(浮気との違い)
恋人、夫、妻がいるのに、他の異性と肉体関係を持つことを「浮気」といいますが、一般的には浮気の他に「不倫」という言葉もよく使われますよね。
ただ、同じ意味で使われることがある浮気と不倫ですが、言葉の意味を考えると厳密には完全に同じというわけではありません。
浮気とは
浮気というのは恋人以外の者と親密になったり、もしくは交際関係になることで、肉体関係があってもなくても浮気と言われたりします。
浮気は「浮ついた気持ち」の略とも言われているので、「恋人じゃない人を好きになった」「配偶者以外の人に心奪われた」など主に気持ち的なことが意味に込められていると言えるかもしれませんね。
若い恋人たちの間では不倫と言う言葉より浮気という言葉を使用する機会の方が圧倒的に多いでしょう。
不倫とは
一方、不倫はすでに結婚している人が当事者に含まれており「配偶者を持つ者が、配偶者以外の者と肉体関係を持つこと」となります。
これを法的には「不貞行為」と言い、民法709条の不法行為に該当します。
浮気もそうですが、肉体関係があることが不倫の大きな要素であり、逆に肉体関係がない場合は浮気とは言ってもまず不倫とは言いません。
もっと言えば以下の3つのパターンが考えられますが、全て不貞行為に該当します。
1.配偶者を持つ者が配偶者以外の者と肉体関係を持つ
自分が結婚しているのに、夫や妻以外の人物と肉体関係を持ってしまうケースです。
2.配偶者を持つ者と肉体関係を持つ
自分が独身でも交際相手に夫や妻がいるケースも不貞行為となります。
ちなみに相手が既婚者であることを知らず、そのことに過失がなかった場合は不貞行為は免れます。
3.配偶者を持つ者同士で肉体関係を持つ
お互いに配偶者を持つ者同士の肉体関係も当然不貞行為となります。
それぞれの家庭に影響が出るので最もトラブルの度合いが高くなる可能性があります。
上記3つのパターンのように、たとえ自身が独身であっても、結婚して夫(妻)のいる者と関係を持てば不倫関係(不貞行為)となるということです。
また、配偶者のある者同士の不倫は「ダブル不倫(W不倫)」などと呼ばれますが、どこかで耳にしたことがある言葉ではないでしょうか。
不貞行為は罪に問われることはありませんが、民事上の違法行為であり、訴えられて敗訴した場合は損害賠償金(慰謝料)を支払わなければなりません。

不倫=人の道を外れる
不倫について少し補足すると、1980年代のドラマ「金曜日の妻たちへ」の放送が不倫という言葉を「配偶者を持つ男女が他の者と交際すること」という意味として定着させたようです。

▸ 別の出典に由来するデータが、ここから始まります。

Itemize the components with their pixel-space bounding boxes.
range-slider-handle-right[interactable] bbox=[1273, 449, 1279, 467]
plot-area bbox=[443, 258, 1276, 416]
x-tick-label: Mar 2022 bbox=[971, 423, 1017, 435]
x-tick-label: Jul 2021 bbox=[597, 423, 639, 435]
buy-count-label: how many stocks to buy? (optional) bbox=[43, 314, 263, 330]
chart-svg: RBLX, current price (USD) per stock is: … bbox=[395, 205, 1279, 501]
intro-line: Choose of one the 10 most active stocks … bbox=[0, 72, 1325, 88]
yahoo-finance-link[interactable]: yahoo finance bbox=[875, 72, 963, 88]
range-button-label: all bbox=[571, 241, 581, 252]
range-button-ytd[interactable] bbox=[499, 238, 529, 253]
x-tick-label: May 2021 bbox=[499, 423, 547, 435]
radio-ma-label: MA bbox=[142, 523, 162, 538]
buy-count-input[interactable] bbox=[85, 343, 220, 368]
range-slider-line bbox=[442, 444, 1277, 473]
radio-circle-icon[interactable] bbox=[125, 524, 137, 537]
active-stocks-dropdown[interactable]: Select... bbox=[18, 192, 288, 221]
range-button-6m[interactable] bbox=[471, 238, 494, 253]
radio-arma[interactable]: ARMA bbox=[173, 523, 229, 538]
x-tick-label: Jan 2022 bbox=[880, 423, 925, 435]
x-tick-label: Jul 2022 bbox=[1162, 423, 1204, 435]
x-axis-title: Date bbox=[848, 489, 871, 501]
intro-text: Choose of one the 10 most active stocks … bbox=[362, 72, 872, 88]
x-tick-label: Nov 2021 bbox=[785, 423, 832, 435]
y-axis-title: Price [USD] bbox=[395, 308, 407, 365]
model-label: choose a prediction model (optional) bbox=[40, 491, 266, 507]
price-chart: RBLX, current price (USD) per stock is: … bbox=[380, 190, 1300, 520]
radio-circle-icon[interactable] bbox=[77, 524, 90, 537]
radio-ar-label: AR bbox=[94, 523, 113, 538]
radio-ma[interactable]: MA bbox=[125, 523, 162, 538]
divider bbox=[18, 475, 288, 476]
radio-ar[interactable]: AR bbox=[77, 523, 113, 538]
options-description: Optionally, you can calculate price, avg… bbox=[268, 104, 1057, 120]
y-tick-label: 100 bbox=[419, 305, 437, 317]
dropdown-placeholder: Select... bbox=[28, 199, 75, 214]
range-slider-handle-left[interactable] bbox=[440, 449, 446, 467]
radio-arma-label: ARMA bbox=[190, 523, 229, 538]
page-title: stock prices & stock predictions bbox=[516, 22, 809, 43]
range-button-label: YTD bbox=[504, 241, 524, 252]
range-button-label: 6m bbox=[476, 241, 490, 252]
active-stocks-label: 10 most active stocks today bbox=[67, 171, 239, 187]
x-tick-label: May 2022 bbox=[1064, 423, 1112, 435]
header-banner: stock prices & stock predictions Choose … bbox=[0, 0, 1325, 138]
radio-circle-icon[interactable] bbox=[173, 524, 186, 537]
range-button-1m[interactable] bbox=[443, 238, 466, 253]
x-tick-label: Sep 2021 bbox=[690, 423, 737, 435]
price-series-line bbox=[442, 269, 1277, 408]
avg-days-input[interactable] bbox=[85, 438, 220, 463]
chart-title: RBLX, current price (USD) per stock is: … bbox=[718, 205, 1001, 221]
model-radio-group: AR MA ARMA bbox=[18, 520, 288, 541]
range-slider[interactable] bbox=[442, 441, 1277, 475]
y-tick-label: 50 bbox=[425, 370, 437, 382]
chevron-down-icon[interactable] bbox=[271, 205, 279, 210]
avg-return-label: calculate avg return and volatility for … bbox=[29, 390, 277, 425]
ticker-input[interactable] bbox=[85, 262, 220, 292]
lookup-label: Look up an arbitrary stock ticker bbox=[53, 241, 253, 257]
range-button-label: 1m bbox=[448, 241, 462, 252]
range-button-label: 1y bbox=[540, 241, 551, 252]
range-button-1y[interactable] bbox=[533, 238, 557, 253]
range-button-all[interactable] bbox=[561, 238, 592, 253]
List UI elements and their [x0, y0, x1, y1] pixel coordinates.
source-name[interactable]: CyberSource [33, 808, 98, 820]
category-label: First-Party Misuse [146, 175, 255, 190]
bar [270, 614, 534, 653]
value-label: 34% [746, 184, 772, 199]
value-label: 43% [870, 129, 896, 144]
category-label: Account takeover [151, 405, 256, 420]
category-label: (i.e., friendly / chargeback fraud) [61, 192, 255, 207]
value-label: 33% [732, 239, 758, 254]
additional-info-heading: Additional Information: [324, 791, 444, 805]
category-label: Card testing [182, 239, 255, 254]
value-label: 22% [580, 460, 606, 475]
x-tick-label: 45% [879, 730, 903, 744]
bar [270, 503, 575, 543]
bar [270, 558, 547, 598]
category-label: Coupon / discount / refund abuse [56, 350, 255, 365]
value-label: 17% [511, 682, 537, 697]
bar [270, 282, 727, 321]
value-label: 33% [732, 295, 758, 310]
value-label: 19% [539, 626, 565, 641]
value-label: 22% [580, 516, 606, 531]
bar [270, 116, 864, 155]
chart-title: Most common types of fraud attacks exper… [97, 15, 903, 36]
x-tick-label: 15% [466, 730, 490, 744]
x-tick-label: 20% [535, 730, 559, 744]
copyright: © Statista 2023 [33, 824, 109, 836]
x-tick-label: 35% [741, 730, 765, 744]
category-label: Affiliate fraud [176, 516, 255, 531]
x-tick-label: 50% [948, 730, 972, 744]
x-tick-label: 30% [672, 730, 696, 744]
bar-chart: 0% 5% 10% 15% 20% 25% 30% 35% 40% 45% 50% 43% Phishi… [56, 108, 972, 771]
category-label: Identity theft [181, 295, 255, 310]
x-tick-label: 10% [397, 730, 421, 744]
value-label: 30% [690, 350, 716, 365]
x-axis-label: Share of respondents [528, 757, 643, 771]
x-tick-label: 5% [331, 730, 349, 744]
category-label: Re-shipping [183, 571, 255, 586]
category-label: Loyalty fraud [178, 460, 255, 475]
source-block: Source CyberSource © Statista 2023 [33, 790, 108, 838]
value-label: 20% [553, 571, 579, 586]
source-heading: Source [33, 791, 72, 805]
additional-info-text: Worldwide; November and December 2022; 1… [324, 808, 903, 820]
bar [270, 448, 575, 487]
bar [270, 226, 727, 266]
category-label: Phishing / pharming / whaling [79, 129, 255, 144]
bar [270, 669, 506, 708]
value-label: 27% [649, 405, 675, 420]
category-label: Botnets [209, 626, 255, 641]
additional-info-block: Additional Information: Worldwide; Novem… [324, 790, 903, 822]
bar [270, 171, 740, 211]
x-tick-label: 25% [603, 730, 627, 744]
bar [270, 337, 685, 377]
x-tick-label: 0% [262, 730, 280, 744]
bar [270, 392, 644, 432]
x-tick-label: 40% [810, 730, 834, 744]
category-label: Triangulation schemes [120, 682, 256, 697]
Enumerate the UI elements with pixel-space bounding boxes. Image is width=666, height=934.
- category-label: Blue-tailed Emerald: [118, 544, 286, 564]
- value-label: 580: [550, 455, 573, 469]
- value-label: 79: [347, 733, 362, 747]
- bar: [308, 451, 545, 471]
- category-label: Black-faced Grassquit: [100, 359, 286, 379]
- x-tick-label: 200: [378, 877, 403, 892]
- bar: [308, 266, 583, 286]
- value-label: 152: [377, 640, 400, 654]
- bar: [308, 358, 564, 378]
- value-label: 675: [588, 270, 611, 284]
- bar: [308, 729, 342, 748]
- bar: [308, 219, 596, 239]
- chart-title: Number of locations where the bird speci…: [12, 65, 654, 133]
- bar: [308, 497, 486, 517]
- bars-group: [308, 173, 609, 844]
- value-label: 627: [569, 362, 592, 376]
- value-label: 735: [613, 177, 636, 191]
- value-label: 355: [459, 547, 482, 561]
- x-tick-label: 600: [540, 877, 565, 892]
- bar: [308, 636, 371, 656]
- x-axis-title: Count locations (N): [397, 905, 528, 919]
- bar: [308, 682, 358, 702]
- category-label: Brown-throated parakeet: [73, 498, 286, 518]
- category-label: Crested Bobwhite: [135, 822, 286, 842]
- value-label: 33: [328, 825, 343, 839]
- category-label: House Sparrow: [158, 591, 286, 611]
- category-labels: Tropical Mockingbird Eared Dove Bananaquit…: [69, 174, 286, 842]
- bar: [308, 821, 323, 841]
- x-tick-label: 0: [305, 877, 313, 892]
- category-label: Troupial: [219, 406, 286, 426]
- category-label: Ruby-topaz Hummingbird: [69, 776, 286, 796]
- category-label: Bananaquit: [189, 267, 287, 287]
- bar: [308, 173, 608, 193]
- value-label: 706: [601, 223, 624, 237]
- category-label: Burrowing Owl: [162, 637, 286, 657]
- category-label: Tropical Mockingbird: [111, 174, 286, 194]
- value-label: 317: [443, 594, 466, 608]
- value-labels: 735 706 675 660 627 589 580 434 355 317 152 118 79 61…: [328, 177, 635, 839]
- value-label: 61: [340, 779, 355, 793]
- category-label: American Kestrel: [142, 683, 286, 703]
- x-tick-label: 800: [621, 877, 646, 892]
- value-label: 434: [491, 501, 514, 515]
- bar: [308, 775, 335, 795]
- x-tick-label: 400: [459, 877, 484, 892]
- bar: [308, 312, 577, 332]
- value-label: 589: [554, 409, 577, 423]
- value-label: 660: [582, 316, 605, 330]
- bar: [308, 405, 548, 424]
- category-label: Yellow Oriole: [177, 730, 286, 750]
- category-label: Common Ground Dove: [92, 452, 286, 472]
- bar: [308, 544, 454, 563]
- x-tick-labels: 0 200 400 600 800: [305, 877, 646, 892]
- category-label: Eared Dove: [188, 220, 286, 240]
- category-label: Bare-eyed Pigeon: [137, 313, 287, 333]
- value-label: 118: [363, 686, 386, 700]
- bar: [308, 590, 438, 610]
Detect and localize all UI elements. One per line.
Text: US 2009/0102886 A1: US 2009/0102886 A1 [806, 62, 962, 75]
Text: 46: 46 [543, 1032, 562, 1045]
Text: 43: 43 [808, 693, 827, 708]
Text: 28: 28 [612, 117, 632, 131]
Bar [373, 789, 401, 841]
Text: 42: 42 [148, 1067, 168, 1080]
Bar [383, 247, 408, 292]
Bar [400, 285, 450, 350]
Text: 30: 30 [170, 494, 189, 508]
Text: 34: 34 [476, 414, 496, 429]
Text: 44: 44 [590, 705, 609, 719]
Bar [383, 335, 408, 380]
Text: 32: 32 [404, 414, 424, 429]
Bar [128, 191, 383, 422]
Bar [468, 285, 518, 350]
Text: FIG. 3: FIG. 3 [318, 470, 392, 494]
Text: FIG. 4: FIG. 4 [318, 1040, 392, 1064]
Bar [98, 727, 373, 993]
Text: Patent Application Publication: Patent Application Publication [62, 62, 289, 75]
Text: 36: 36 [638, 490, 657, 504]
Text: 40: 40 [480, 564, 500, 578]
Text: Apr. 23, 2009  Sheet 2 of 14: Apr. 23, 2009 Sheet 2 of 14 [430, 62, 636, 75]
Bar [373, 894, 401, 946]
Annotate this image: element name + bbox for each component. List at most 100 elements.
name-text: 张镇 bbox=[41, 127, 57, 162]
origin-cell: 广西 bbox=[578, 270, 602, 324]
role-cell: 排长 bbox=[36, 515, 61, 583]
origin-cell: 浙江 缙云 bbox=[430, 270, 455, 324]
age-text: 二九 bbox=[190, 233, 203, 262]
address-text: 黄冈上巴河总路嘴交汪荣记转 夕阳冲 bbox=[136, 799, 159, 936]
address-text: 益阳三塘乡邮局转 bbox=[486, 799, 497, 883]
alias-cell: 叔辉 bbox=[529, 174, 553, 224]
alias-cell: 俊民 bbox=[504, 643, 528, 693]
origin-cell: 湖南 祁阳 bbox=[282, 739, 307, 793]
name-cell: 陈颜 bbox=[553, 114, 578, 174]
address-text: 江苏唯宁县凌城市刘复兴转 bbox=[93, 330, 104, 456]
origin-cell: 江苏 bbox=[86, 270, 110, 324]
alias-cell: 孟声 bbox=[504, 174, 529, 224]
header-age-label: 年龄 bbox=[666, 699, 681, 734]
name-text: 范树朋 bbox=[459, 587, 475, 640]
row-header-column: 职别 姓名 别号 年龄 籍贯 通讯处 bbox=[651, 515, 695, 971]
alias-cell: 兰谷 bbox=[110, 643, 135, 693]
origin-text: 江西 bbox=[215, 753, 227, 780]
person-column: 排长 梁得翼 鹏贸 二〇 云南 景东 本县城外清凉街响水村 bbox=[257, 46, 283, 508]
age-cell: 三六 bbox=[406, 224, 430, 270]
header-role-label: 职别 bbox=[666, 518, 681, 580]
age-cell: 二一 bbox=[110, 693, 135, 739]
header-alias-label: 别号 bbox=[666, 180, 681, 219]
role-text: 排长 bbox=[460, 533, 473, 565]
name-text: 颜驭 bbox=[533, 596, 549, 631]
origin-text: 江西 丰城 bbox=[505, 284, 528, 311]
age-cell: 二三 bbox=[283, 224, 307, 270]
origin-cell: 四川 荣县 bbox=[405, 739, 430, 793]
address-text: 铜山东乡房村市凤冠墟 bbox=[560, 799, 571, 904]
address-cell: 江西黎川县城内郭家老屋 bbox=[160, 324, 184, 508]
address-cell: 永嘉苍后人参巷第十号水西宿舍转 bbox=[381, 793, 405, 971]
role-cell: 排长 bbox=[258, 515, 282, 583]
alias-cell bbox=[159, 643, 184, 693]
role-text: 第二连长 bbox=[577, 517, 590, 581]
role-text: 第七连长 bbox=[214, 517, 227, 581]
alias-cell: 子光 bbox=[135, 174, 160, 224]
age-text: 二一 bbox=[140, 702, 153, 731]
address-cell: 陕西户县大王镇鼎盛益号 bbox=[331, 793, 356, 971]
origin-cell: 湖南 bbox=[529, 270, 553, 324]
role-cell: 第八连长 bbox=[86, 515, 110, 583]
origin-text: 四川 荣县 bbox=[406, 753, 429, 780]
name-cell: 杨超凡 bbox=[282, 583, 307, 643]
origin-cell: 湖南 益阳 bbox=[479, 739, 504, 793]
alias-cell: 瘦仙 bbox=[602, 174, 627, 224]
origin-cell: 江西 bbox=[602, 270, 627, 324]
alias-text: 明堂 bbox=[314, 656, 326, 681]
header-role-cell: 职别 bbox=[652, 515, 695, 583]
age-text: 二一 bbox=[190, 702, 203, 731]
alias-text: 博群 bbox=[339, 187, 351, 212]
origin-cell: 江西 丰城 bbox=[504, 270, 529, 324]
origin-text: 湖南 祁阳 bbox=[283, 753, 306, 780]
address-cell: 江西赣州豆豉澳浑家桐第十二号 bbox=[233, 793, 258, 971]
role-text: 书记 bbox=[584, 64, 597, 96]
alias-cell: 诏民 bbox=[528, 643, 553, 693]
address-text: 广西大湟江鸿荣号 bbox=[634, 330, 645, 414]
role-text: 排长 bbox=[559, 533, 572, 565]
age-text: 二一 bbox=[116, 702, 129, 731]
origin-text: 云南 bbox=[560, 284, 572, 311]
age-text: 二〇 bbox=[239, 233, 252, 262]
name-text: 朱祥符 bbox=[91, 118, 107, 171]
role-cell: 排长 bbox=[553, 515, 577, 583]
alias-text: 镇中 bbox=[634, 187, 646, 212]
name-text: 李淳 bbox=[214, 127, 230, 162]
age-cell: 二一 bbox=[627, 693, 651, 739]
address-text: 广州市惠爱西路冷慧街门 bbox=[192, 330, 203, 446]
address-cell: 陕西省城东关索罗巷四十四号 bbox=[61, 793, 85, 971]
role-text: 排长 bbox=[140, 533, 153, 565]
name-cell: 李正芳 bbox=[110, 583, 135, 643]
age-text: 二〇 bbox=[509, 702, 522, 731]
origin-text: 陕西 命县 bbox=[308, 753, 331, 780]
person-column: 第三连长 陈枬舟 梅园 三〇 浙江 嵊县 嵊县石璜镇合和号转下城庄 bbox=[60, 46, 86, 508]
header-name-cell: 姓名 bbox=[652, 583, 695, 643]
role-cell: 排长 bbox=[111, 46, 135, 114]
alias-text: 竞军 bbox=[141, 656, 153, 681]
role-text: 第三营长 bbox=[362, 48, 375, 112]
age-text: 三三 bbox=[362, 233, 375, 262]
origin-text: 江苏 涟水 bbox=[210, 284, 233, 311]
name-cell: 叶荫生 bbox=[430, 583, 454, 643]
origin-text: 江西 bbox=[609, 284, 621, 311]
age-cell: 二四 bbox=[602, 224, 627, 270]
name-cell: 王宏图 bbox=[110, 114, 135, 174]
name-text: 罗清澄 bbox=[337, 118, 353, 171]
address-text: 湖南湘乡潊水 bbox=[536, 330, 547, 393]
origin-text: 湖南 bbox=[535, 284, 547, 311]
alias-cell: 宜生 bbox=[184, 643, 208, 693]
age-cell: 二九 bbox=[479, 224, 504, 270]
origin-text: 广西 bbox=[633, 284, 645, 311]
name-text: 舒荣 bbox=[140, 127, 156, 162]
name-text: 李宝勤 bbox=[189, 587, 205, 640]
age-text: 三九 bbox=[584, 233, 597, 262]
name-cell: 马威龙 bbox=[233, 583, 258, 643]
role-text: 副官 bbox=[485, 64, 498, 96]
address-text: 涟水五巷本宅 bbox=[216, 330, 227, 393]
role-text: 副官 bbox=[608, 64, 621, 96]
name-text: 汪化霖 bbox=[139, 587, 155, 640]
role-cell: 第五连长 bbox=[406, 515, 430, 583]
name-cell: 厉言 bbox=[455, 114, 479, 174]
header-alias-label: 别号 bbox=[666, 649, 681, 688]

もともとは不倫という言葉自体には「倫理的でない」「人の道を外れる」という意味があるため、不貞行為が現代では人の道を外れることの一つの象徴的な行為である、と言ってもよいのかもしれません。
古くは日本も一夫多妻制であった時代があり、夫が妻以外の女性と性交渉を持つのはごく一般的とされていた時代もあります。
但し、妻が他の男性と関係を持つことは許されず、かつて存在した姦通罪は既婚女性とその相手にのみ適用され、1900年代前半まではそれが続いていたのです。
いわゆる男尊女卑とも言え、現代に生きる者には到底許されない考え方です。
時代の変化により男女平等が訴えられてきたのは当然の帰結と言えるでしょう。
但し、とりあえず男女平等になってからも「浮気は男の甲斐性」などと、男性の浮気は容認・寛大にとらえるような風潮がありました。
亭主関白など時代をさかのぼるほど人々は男尊女卑に近い風潮を受け入れていたのかもしれません。
近年は女性の地位や立場も向上していますが、一方で妻の不倫が増えてきているのは興味深いところです。